Near the door, and well back from the body, stood Commander Korolis. "When will the final report be ready, Dr. Crane?" he asked.
Crane ignored him. He turned off the vibrating saw, handed it to the waiting intern, then turned toward the microphone of a digital tape recorder and resumed dictation. "Penetrating gunshot wound to the right side of the chest. Injury to the skin and soft tissue. No perforation. There is no indication of close-range firing, such as powder residue or charring of the wound." He glanced at Bishop, who wordlessly handed him a pair of rib cutters. He snipped the remaining ribs, then carefully lifted off the chest plate.

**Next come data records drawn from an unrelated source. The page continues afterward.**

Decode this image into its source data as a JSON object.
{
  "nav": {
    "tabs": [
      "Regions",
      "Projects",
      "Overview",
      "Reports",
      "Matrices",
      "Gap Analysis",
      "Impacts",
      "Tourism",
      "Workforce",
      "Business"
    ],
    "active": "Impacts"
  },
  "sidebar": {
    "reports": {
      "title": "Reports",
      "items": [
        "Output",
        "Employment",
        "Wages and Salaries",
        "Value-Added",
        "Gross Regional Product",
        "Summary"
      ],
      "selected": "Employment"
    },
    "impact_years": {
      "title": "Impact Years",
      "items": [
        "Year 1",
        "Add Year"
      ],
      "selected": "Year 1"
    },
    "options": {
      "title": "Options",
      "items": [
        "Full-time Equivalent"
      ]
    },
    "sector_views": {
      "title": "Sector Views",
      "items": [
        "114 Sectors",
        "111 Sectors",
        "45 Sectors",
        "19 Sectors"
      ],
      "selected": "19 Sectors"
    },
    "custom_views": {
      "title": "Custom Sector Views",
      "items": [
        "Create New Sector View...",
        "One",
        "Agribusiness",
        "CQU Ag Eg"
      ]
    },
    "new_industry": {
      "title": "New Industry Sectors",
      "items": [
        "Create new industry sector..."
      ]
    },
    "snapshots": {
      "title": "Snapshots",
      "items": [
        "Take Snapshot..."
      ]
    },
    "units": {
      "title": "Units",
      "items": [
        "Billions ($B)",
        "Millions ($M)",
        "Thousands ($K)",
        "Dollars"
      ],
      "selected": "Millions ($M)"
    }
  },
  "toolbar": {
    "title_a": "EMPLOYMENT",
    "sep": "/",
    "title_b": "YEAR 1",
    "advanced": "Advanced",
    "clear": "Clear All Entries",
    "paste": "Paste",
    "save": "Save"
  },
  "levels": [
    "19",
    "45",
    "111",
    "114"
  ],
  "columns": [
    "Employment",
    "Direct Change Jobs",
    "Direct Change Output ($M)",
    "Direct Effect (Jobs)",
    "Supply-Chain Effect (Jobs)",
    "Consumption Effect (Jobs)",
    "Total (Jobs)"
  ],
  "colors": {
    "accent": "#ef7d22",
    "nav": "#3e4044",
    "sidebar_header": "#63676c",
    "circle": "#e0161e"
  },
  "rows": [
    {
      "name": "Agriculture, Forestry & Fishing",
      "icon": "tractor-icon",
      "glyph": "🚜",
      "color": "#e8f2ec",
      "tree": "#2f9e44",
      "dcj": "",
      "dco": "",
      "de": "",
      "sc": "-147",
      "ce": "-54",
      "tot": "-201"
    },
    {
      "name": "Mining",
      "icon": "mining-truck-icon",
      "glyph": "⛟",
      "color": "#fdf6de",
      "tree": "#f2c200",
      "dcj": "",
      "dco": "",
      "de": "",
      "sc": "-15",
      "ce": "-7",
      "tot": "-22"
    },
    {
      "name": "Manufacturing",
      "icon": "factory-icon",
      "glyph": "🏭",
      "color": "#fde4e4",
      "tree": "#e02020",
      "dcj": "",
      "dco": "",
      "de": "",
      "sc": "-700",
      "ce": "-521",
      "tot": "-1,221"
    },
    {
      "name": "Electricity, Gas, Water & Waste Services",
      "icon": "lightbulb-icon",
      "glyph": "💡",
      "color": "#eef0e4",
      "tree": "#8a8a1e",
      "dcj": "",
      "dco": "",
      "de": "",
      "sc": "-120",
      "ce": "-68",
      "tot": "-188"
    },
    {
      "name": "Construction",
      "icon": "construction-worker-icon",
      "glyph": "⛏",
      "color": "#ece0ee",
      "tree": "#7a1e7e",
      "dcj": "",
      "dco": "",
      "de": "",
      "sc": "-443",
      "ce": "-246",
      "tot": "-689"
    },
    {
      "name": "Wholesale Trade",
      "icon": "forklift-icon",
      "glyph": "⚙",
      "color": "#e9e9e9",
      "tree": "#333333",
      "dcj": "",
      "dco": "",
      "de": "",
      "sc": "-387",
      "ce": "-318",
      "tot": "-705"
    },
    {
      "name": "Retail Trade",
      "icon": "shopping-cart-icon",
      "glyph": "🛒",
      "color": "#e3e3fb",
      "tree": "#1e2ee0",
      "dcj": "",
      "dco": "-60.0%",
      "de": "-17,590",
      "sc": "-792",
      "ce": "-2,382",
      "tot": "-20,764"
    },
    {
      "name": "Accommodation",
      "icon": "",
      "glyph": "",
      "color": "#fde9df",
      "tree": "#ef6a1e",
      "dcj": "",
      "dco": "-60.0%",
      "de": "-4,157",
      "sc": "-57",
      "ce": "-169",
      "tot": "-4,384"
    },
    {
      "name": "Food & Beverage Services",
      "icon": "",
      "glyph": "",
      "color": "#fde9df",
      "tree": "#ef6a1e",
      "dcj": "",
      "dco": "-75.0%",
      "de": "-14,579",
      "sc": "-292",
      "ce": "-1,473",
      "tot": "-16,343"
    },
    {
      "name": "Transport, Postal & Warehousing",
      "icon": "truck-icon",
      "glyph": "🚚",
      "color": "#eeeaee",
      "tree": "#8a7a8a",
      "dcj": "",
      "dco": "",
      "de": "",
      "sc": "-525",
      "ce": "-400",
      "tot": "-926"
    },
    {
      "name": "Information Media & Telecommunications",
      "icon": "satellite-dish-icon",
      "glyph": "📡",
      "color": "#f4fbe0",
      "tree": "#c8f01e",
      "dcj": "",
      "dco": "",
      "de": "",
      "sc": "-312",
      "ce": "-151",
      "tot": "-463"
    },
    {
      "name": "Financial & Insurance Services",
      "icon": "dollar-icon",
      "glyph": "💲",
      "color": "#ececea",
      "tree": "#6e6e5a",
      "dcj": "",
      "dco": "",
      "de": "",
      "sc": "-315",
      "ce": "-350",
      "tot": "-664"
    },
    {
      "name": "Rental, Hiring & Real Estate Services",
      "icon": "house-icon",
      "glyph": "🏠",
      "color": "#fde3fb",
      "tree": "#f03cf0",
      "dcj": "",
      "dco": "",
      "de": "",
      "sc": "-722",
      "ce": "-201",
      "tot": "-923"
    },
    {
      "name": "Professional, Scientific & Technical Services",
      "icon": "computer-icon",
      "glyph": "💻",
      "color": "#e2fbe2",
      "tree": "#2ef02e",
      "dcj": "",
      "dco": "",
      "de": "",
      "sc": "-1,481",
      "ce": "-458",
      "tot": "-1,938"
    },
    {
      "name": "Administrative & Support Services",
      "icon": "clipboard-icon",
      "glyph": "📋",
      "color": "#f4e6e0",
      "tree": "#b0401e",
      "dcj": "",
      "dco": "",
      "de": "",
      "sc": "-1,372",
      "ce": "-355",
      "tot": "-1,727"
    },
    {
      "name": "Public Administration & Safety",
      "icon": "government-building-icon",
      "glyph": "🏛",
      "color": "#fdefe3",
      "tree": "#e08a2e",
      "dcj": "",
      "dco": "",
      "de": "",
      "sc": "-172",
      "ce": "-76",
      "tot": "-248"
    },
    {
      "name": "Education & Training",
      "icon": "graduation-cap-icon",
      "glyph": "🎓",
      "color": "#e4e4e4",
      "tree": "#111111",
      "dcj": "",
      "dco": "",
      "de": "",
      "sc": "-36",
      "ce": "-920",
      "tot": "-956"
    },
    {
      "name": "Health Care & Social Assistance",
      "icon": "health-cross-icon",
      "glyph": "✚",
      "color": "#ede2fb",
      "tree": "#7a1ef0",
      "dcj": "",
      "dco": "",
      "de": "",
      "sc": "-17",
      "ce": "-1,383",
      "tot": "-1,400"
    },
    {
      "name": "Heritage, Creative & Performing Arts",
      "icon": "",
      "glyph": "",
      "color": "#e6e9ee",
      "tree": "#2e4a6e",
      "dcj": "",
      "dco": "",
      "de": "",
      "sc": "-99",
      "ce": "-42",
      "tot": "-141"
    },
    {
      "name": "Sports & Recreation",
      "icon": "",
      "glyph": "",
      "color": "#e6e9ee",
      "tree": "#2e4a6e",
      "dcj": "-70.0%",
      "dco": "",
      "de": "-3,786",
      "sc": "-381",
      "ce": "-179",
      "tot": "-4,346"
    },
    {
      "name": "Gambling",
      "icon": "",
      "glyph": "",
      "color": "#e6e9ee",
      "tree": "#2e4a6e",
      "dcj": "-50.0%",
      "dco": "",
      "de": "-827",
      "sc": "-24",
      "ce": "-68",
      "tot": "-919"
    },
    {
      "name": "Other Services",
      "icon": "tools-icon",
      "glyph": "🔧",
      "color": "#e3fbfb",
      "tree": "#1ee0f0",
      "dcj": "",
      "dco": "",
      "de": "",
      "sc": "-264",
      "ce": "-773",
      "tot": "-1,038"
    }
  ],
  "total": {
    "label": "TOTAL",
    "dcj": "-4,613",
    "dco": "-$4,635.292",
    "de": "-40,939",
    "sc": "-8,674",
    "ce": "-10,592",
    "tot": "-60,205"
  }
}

Using forceps, he studied the devastation revealed by the overhead light. "Wound path is front to back, slightly downward. The wound itself consists of a ten-sixteenth-inch circular hole, with circumferential abrasion and a slight marginal radial laceration. There are injuries to the anterior right second rib, lower lobe of right lung, right subclavian vein, and lower gastrointestinal tract." He picked up an enterotome, inserted its bulb-shaped blade into the lumen, and gave it a gentle downward tug, pushing the viscera to one side. "Deformed large-caliber bullet embedded in tissue to the right side of the T2 vertebral body." Gingerly, he fished out the bullet with the forceps, then turned back to the recorder.
"Pathological diagnosis," he continued. "The entrance gunshot wound to the upper chest entered the right pleural cavity and lacerated the right subclavian vein. Cause of death: trauma and extensive bleeding into the right pleural space. Manner: homicide. Toxicology report to follow."
Korolis raised his eyebrows. "Homicide, Dr. Crane?"
"What would you call it?" Crane snapped. "Self-defense?" He dropped the bullet into a metal basin, where it clattered back and forth.
"The man was brandishing a deadly weapon in an aggressive and threatening manner."
Crane laughed bitterly. "I see. Those armed soldiers were in jeopardy."
"Vasselhoff was intent on trespassing into a highly restricted and sensitive area."
Crane handed the forceps to the intern. "What, he was going to carve up your precious reactor with a kitchen knife?"
Korolis's eyes darted quickly to the intern and Dr. Bishop before returning to Crane. "It is made quite clear to everyone on sign-up: the strategic assets on this Facility will be protected at all costs. And you should be more careful what you say, Doctor. The consequences for breaching the agreements you signed are most severe."
"So sue me."
Korolis paused a moment, as if considering this. When he spoke again, his voice was softer, almost silky. "When can I expect that report?"
"When I finish it. Now why don't you get out and let us get on with our work?"